Dominique Blanc est seule, sur la scène du Théâtre de l’Odéon à Paris. Seule comme elle l’avait été avec La Douleur, de Marguerite Duras, telle que l’avait mise en scène Patrice Chéreau en un spectacle mémorable. Elle joue, cette fois-ci, un monologue de l’auteur irlandais Colm Toibin, Le Testament de Marie. C’est un des événements du printemps : parce que c’est Dominique Blanc, parce que le Théâtre de l’Odéon et la Comédie-Française se sont associés pour l’occasion, et parce que le spectacle signe le retour à Paris de la metteuse en scène britannique Deborah Warner, femme puissante s’il en est, qui n’y était pas revenue depuis plusieurs années.
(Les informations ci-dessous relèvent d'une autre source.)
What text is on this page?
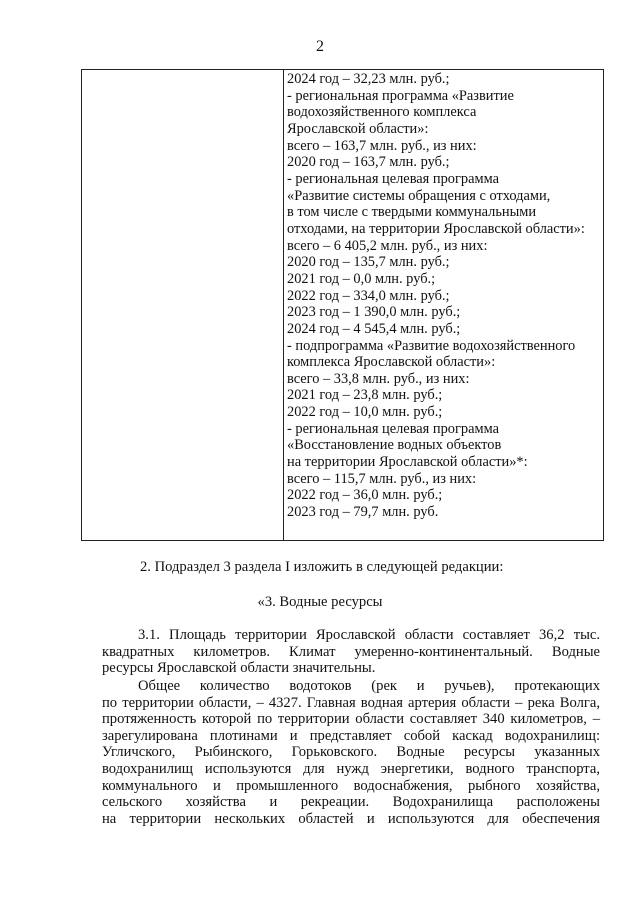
2
2024 год – 32,23 млн. руб.;
- региональная программа «Развитие
водохозяйственного комплекса
Ярославской области»:
всего – 163,7 млн. руб., из них:
2020 год – 163,7 млн. руб.;
- региональная целевая программа
«Развитие системы обращения с отходами,
в том числе с твердыми коммунальными
отходами, на территории Ярославской области»:
всего – 6 405,2 млн. руб., из них:
2020 год – 135,7 млн. руб.;
2021 год – 0,0 млн. руб.;
2022 год – 334,0 млн. руб.;
2023 год – 1 390,0 млн. руб.;
2024 год – 4 545,4 млн. руб.;
- подпрограмма «Развитие водохозяйственного
комплекса Ярославской области»:
всего – 33,8 млн. руб., из них:
2021 год – 23,8 млн. руб.;
2022 год – 10,0 млн. руб.;
- региональная целевая программа
«Восстановление водных объектов
на территории Ярославской области»*:
всего – 115,7 млн. руб., из них:
2022 год – 36,0 млн. руб.;
2023 год – 79,7 млн. руб.
2. Подраздел 3 раздела I изложить в следующей редакции:
«3. Водные ресурсы
3.1. Площадь территории Ярославской области составляет 36,2 тыс.
квадратных километров. Климат умеренно-континентальный. Водные
ресурсы Ярославской области значительны.
Общее количество водотоков (рек и ручьев), протекающих
по территории области, – 4327. Главная водная артерия области – река Волга,
протяженность которой по территории области составляет 340 километров, –
зарегулирована плотинами и представляет собой каскад водохранилищ:
Угличского, Рыбинского, Горьковского. Водные ресурсы указанных
водохранилищ используются для нужд энергетики, водного транспорта,
коммунального и промышленного водоснабжения, рыбного хозяйства,
сельского хозяйства и рекреации. Водохранилища расположены
на территории нескольких областей и используются для обеспечения
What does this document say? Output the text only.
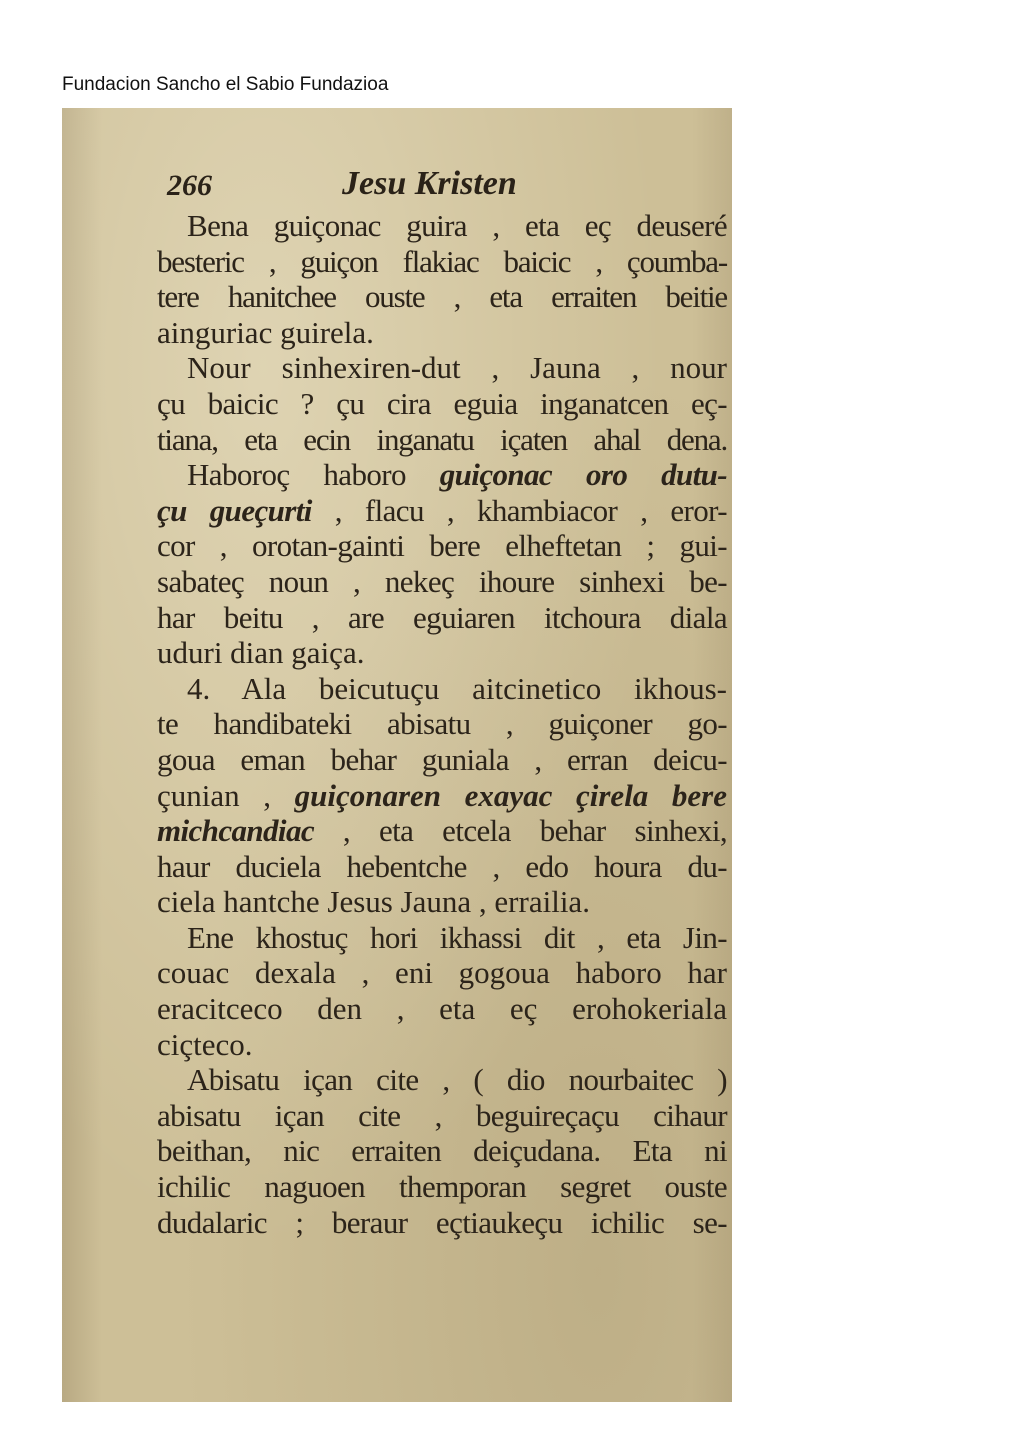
Fundacion Sancho el Sabio Fundazioa
266	Jesu Kristen
Bena guiçonac guira , eta eç deuseré
besteric , guiçon flakiac baicic , çoumba-
tere hanitchee ouste , eta erraiten beitie
ainguriac guirela.
Nour sinhexiren-dut , Jauna , nour
çu baicic ? çu cira eguia inganatcen eç-
tiana, eta ecin inganatu içaten ahal dena.
Haboroç haboro guiçonac oro dutu-
çu gueçurti , flacu , khambiacor , eror-
cor , orotan-gainti bere elheftetan ; gui-
sabateç noun , nekeç ihoure sinhexi be-
har beitu , are eguiaren itchoura diala
uduri dian gaiça.
4. Ala beicutuçu aitcinetico ikhous-
te handibateki abisatu , guiçoner go-
goua eman behar guniala , erran deicu-
çunian , guiçonaren exayac çirela bere
michcandiac , eta etcela behar sinhexi,
haur duciela hebentche , edo houra du-
ciela hantche Jesus Jauna , errailia.
Ene khostuç hori ikhassi dit , eta Jin-
couac dexala , eni gogoua haboro har
eracitceco den , eta eç erohokeriala
ciçteco.
Abisatu içan cite , ( dio nourbaitec )
abisatu içan cite , beguireçaçu cihaur
beithan, nic erraiten deiçudana. Eta ni
ichilic naguoen themporan segret ouste
dudalaric ; beraur eçtiaukeçu ichilic se-
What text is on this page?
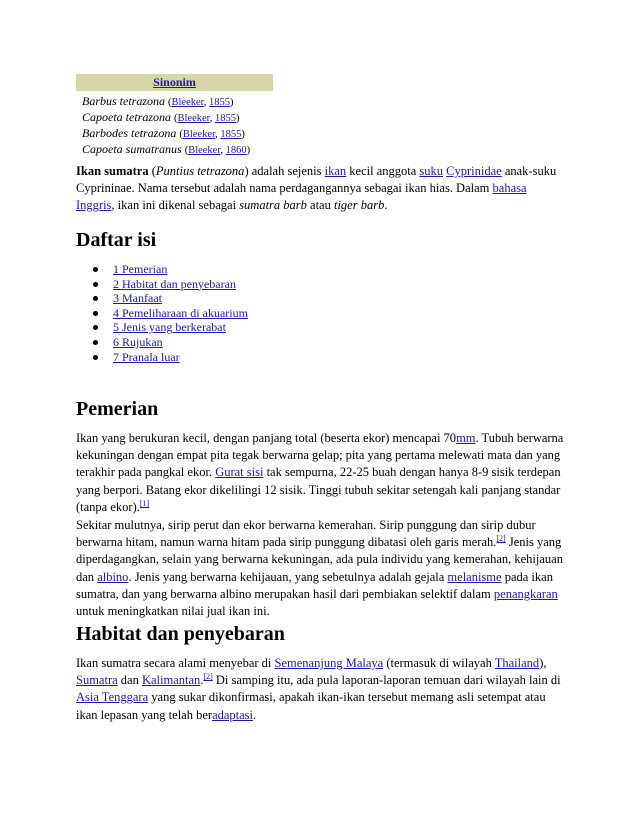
Sinonim
Barbus tetrazona (Bleeker, 1855)
Capoeta tetrazona (Bleeker, 1855)
Barbodes tetrazona (Bleeker, 1855)
Capoeta sumatranus (Bleeker, 1860)
Ikan sumatra (Puntius tetrazona) adalah sejenis ikan kecil anggota suku Cyprinidae anak-suku Cyprininae. Nama tersebut adalah nama perdagangannya sebagai ikan hias. Dalam bahasa Inggris, ikan ini dikenal sebagai sumatra barb atau tiger barb.
Daftar isi
1 Pemerian
2 Habitat dan penyebaran
3 Manfaat
4 Pemeliharaan di akuarium
5 Jenis yang berkerabat
6 Rujukan
7 Pranala luar
Pemerian
Ikan yang berukuran kecil, dengan panjang total (beserta ekor) mencapai 70mm. Tubuh berwarna kekuningan dengan empat pita tegak berwarna gelap; pita yang pertama melewati mata dan yang terakhir pada pangkal ekor. Gurat sisi tak sempurna, 22-25 buah dengan hanya 8-9 sisik terdepan yang berpori. Batang ekor dikelilingi 12 sisik. Tinggi tubuh sekitar setengah kali panjang standar (tanpa ekor).[1]
Sekitar mulutnya, sirip perut dan ekor berwarna kemerahan. Sirip punggung dan sirip dubur berwarna hitam, namun warna hitam pada sirip punggung dibatasi oleh garis merah.[2] Jenis yang diperdagangkan, selain yang berwarna kekuningan, ada pula individu yang kemerahan, kehijauan dan albino. Jenis yang berwarna kehijauan, yang sebetulnya adalah gejala melanisme pada ikan sumatra, dan yang berwarna albino merupakan hasil dari pembiakan selektif dalam penangkaran untuk meningkatkan nilai jual ikan ini.
Habitat dan penyebaran
Ikan sumatra secara alami menyebar di Semenanjung Malaya (termasuk di wilayah Thailand), Sumatra dan Kalimantan.[2] Di samping itu, ada pula laporan-laporan temuan dari wilayah lain di Asia Tenggara yang sukar dikonfirmasi, apakah ikan-ikan tersebut memang asli setempat atau ikan lepasan yang telah beradaptasi.
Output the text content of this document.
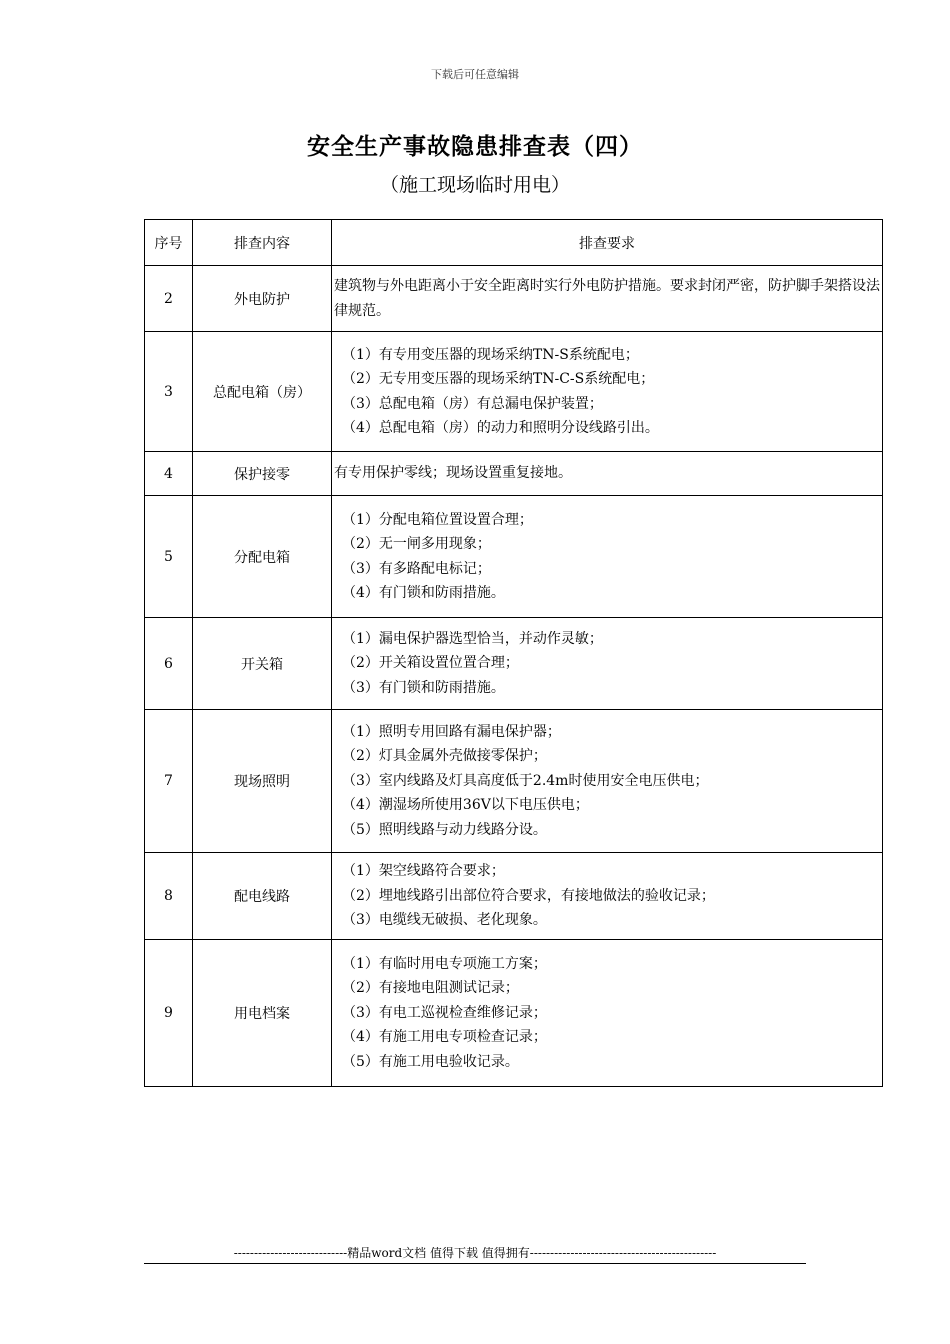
下载后可任意编辑
安全生产事故隐患排查表（四）
（施工现场临时用电）
序号	排查内容	排查要求
2	外电防护	建筑物与外电距离小于安全距离时实行外电防护措施。要求封闭严密，防护脚手架搭设法律规范。

3	总配电箱（房）	（1）有专用变压器的现场采纳TN-S系统配电；
（2）无专用变压器的现场采纳TN-C-S系统配电；
（3）总配电箱（房）有总漏电保护装置；
（4）总配电箱（房）的动力和照明分设线路引出。

4	保护接零	有专用保护零线；现场设置重复接地。

5	分配电箱	（1）分配电箱位置设置合理；
（2）无一闸多用现象；
（3）有多路配电标记；
（4）有门锁和防雨措施。

6	开关箱	（1）漏电保护器选型恰当，并动作灵敏；
（2）开关箱设置位置合理；
（3）有门锁和防雨措施。

7	现场照明	（1）照明专用回路有漏电保护器；
（2）灯具金属外壳做接零保护；
（3）室内线路及灯具高度低于2.4m时使用安全电压供电；
（4）潮湿场所使用36V以下电压供电；
（5）照明线路与动力线路分设。

8	配电线路	（1）架空线路符合要求；
（2）埋地线路引出部位符合要求，有接地做法的验收记录；
（3）电缆线无破损、老化现象。

9	用电档案	（1）有临时用电专项施工方案；
（2）有接地电阻测试记录；
（3）有电工巡视检查维修记录；
（4）有施工用电专项检查记录；
（5）有施工用电验收记录。
----------------------------精品word文档 值得下载 值得拥有----------------------------------------------
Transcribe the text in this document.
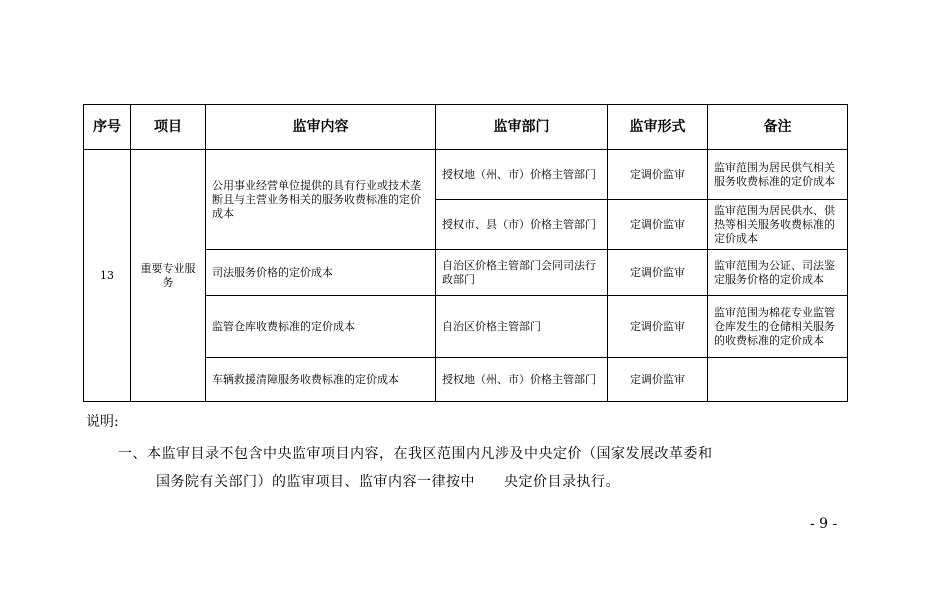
序号	项目	监审内容	监审部门	监审形式	备注
13	重要专业服务	公用事业经营单位提供的具有行业或技术垄断且与主营业务相关的服务收费标准的定价成本	授权地（州、市）价格主管部门	定调价监审	监审范围为居民供气相关服务收费标准的定价成本
			授权市、县（市）价格主管部门	定调价监审	监审范围为居民供水、供热等相关服务收费标准的定价成本
		司法服务价格的定价成本	自治区价格主管部门会同司法行政部门	定调价监审	监审范围为公证、司法鉴定服务价格的定价成本
		监管仓库收费标准的定价成本	自治区价格主管部门	定调价监审	监审范围为棉花专业监管仓库发生的仓储相关服务的收费标准的定价成本
		车辆救援清障服务收费标准的定价成本	授权地（州、市）价格主管部门	定调价监审	
说明:
一、本监审目录不包含中央监审项目内容，在我区范围内凡涉及中央定价（国家发展改革委和
国务院有关部门）的监审项目、监审内容一律按中　　央定价目录执行。
- 9 -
C’EST D’ABORD EN ICÔNE QUE DEBORAH WARNER LA MONTRE, SUR LE PLATEAU OÙ LES SPECTATEURS SONT INVITÉS À MONTER, POUR LA CONTEMPLER
Ainsi en va-t-il parfois des événements un peu trop orchestrés : la soirée déçoit. D’abord parce que le texte ne semble pas à la hauteur de son sujet, et que tout, ici, paraît un peu téléphoné. L’écrivain irlandais – il est notamment l’auteur de Brooklyn, qui a inspiré le film de John Crowley – est parti d’une idée simple : donner enfin la parole à Marie, la mère de Jésus, dont le statut d’icône a occulté la parole.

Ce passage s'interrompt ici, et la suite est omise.